On the plus side, Florida officials have been able to identify some of the weaknesses that surfaced in their response system last year, and will be better equipped this summer to deal with storms and their aftermath, the governor told 2,900 conference participants from all 67 Florida counties.
Forecasters believe the United States and Caribbean are in the midst of what could be several decades of frequent, intense storms. So a record number of state, county and municipal managers came to the conference to swap stories, suggestions, problems and solutions, and to hear from experts what to expect this summer.
Bush told the session he was heartened by recent surveys that found 70 percent of Florida residents living within five miles of a coast have hurricane evacuation plans.
"But I'm also concerned because that means 30 percent don't, and that's a lot of people," Bush said. "Everyone must be responsible."
Among aspects of storm response that have improved, Bush said, are communications between state, federal and local agencies; food, water and ice supply pipelines; better plans to handle special-needs storm victims for long periods of time, and more storm-proof communications equipment.
"As well as we did,... "We are going to do it better," Bush said.
He invoked a green, eraser-like cartoon character to describe the state's hurricane response motto: "Semper Gumby," Bush said. "Always flexible."
Max Mayfield, director of the National Hurricane Center, said 2004 saw 15 named storms, nine of which were hurricanes.
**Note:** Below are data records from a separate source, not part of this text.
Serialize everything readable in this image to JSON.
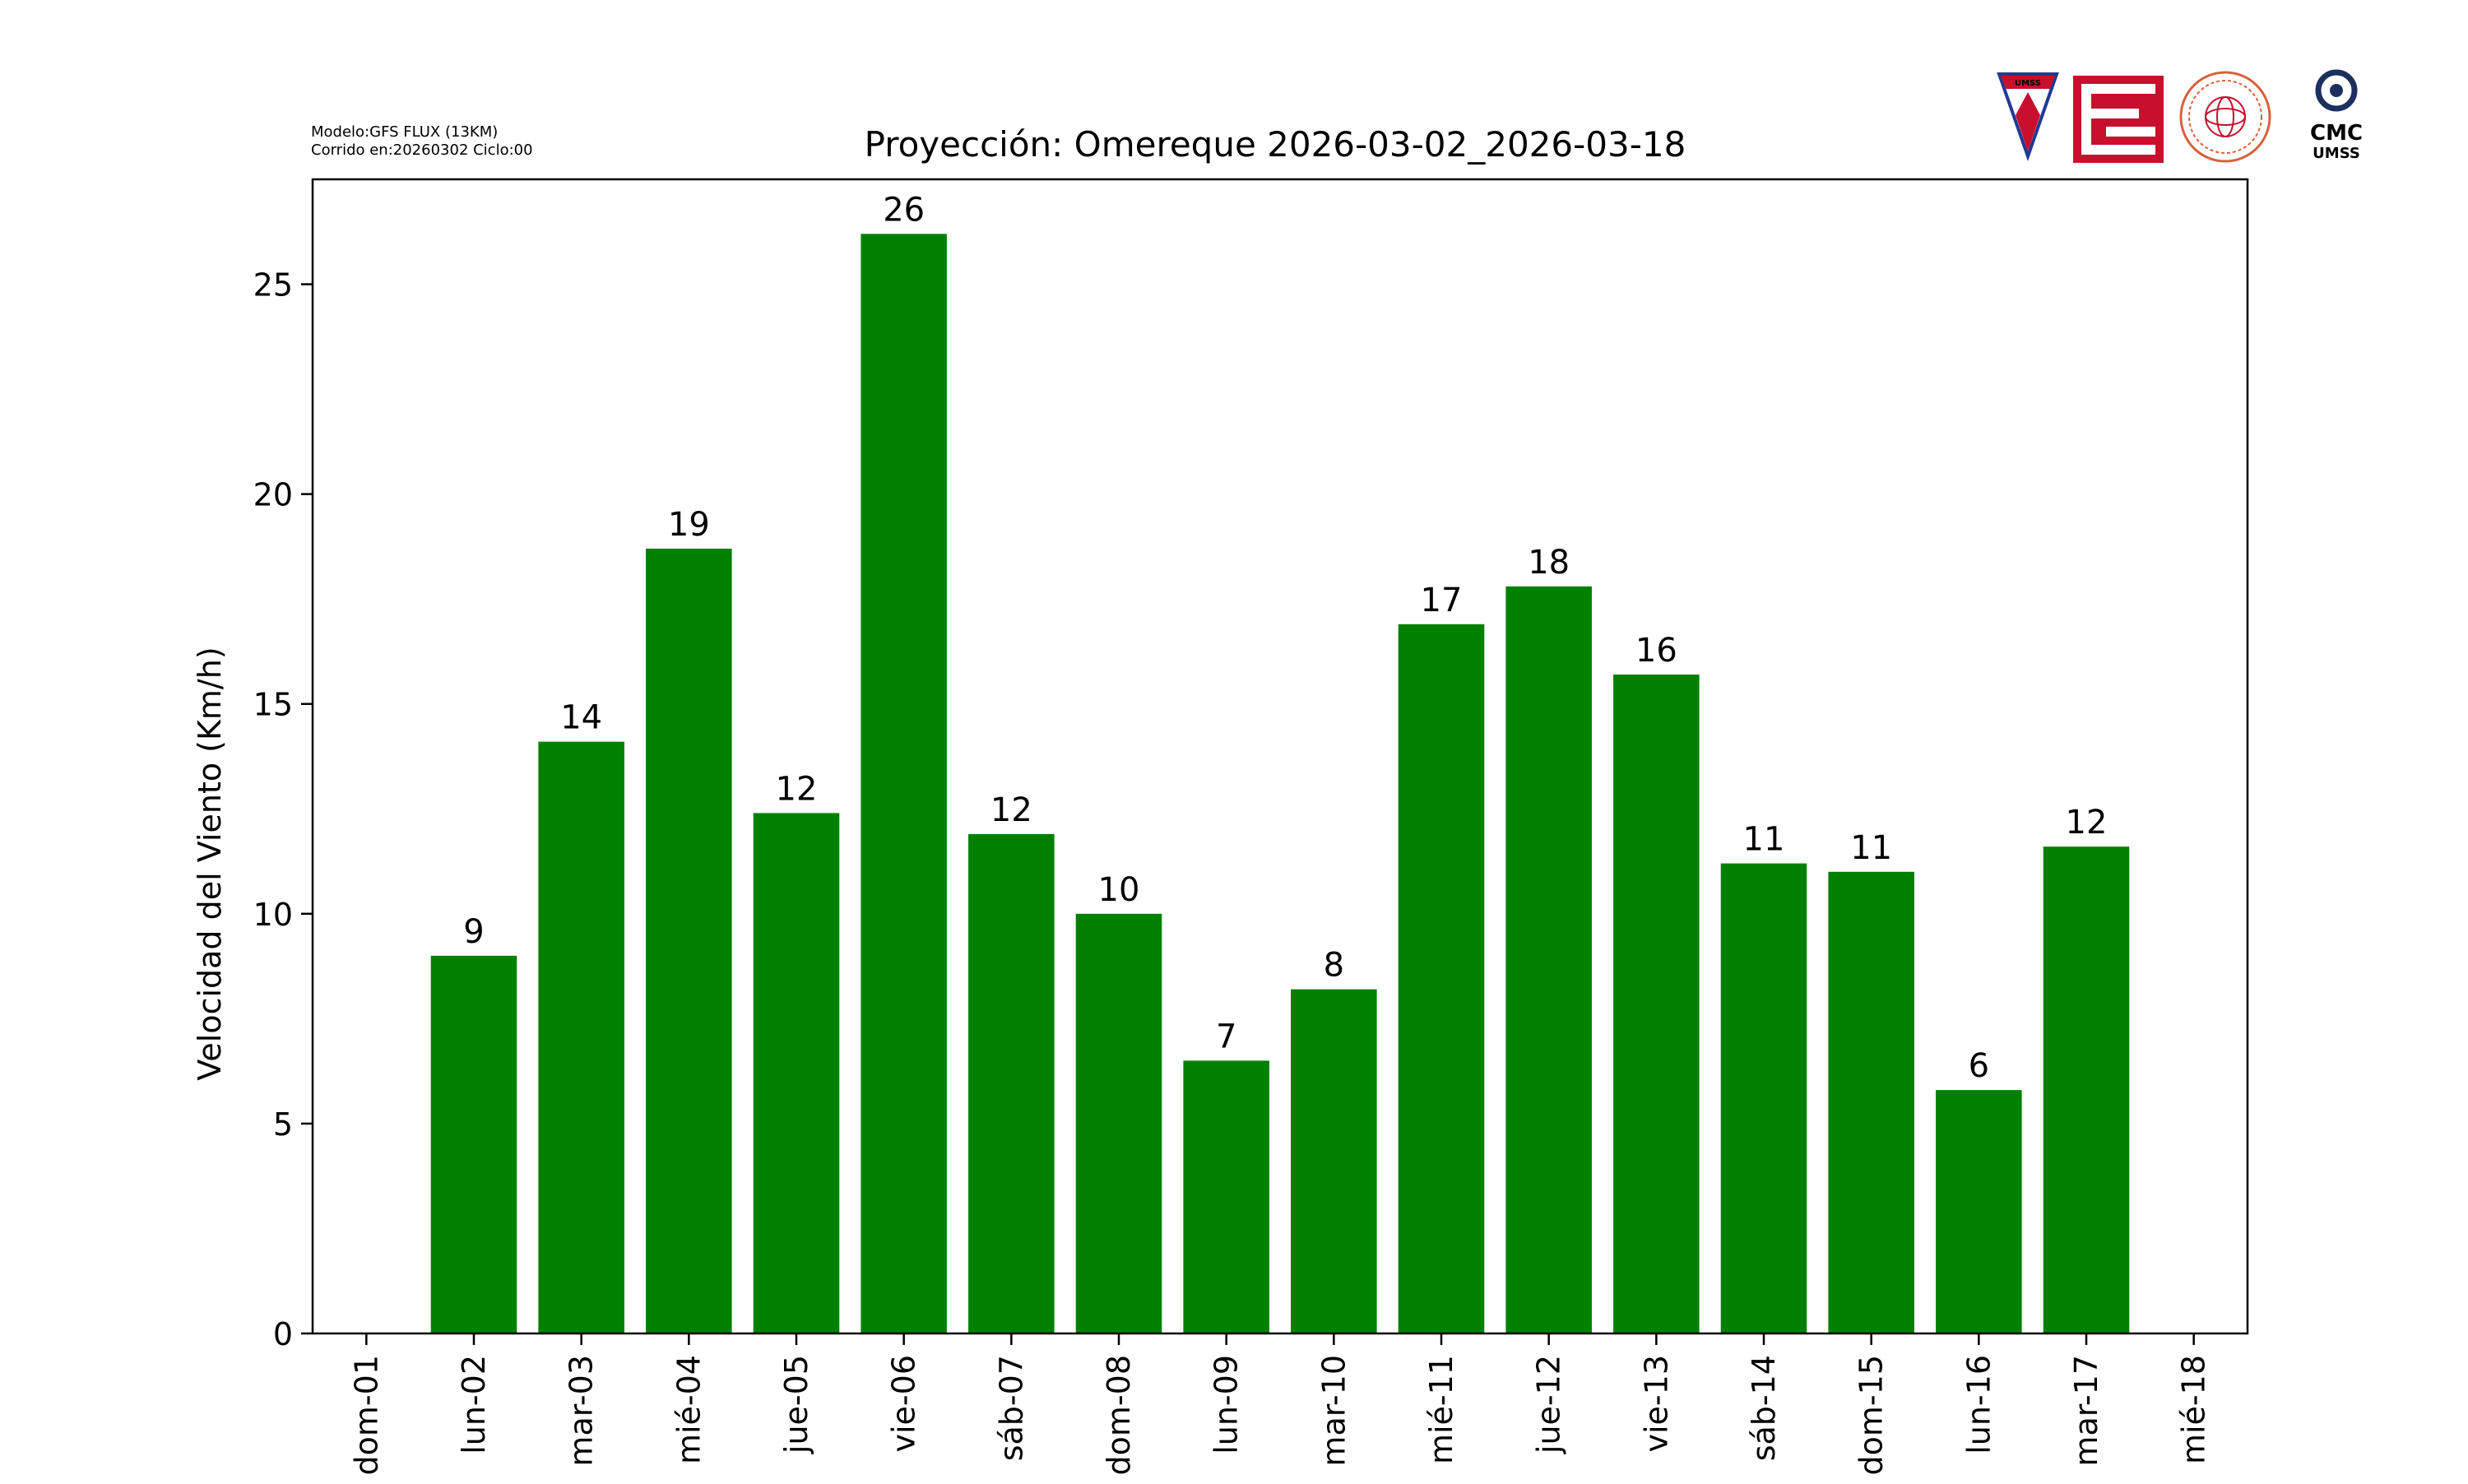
{
  "header": {
    "model_line": "Modelo:GFS FLUX (13KM)",
    "run_line": "Corrido en:20260302 Ciclo:00"
  },
  "logos": {
    "umss_shield_text": "UMSS",
    "cmc_text": "CMC",
    "cmc_sub": "UMSS"
  },
  "colors": {
    "bar": "#008000",
    "umss_red": "#c8102e",
    "umss_blue": "#1f3a93",
    "cmc_navy": "#1c2f5e"
  },
  "chart_data": {
    "type": "bar",
    "title": "Proyección: Omereque  2026-03-02_2026-03-18",
    "xlabel": "",
    "ylabel": "Velocidad del Viento (Km/h)",
    "ylim": [
      0,
      27.5
    ],
    "yticks": [
      0,
      5,
      10,
      15,
      20,
      25
    ],
    "x_tick_labels": [
      "dom-01",
      "lun-02",
      "mar-03",
      "mié-04",
      "jue-05",
      "vie-06",
      "sáb-07",
      "dom-08",
      "lun-09",
      "mar-10",
      "mié-11",
      "jue-12",
      "vie-13",
      "sáb-14",
      "dom-15",
      "lun-16",
      "mar-17",
      "mié-18"
    ],
    "categories": [
      "lun-02",
      "mar-03",
      "mié-04",
      "jue-05",
      "vie-06",
      "sáb-07",
      "dom-08",
      "lun-09",
      "mar-10",
      "mié-11",
      "jue-12",
      "vie-13",
      "sáb-14",
      "dom-15",
      "lun-16",
      "mar-17"
    ],
    "values": [
      9.0,
      14.1,
      18.7,
      12.4,
      26.2,
      11.9,
      10.0,
      6.5,
      8.2,
      16.9,
      17.8,
      15.7,
      11.2,
      11.0,
      5.8,
      11.6
    ],
    "data_labels": [
      "9",
      "14",
      "19",
      "12",
      "26",
      "12",
      "10",
      "7",
      "8",
      "17",
      "18",
      "16",
      "11",
      "11",
      "6",
      "12"
    ],
    "grid": false,
    "legend": "none"
  }
}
Six of the hurricanes were classified as major. Five of the storms hit Florida, four as hurricanes.
Nationally, the storms affected 600,000 square miles and inflicted $45-billion in damages.
While stopping short of predicting a repeat of last year, Mayfield said, "We've had more hurricanes and tropical storms in the decade since 1995 than ever before, and we are in a very active period that could last another 10 to 12 years."
Michael Brown, director of the Federal Emergency Management Agency, which has been praised for its rapid response to storm victims, received a standing ovation from the crowd, after which he quipped, "You just love me for my money."
More than 9/11, more than tornadoes and massive floods, the hurricanes of 2004 taxed FEMA to its limits, Brown said. He promised to keep the recovery funds flowing as fast as possible, but took a verbal swing at the people who live near the state's coastlines but have no hurricane plans.
"That 30 percent are people who just don't get it," Brown said, adding that every resident without a plan will put emergency response personnel in danger performing rescues and evacuations that shouldn't have been necessary.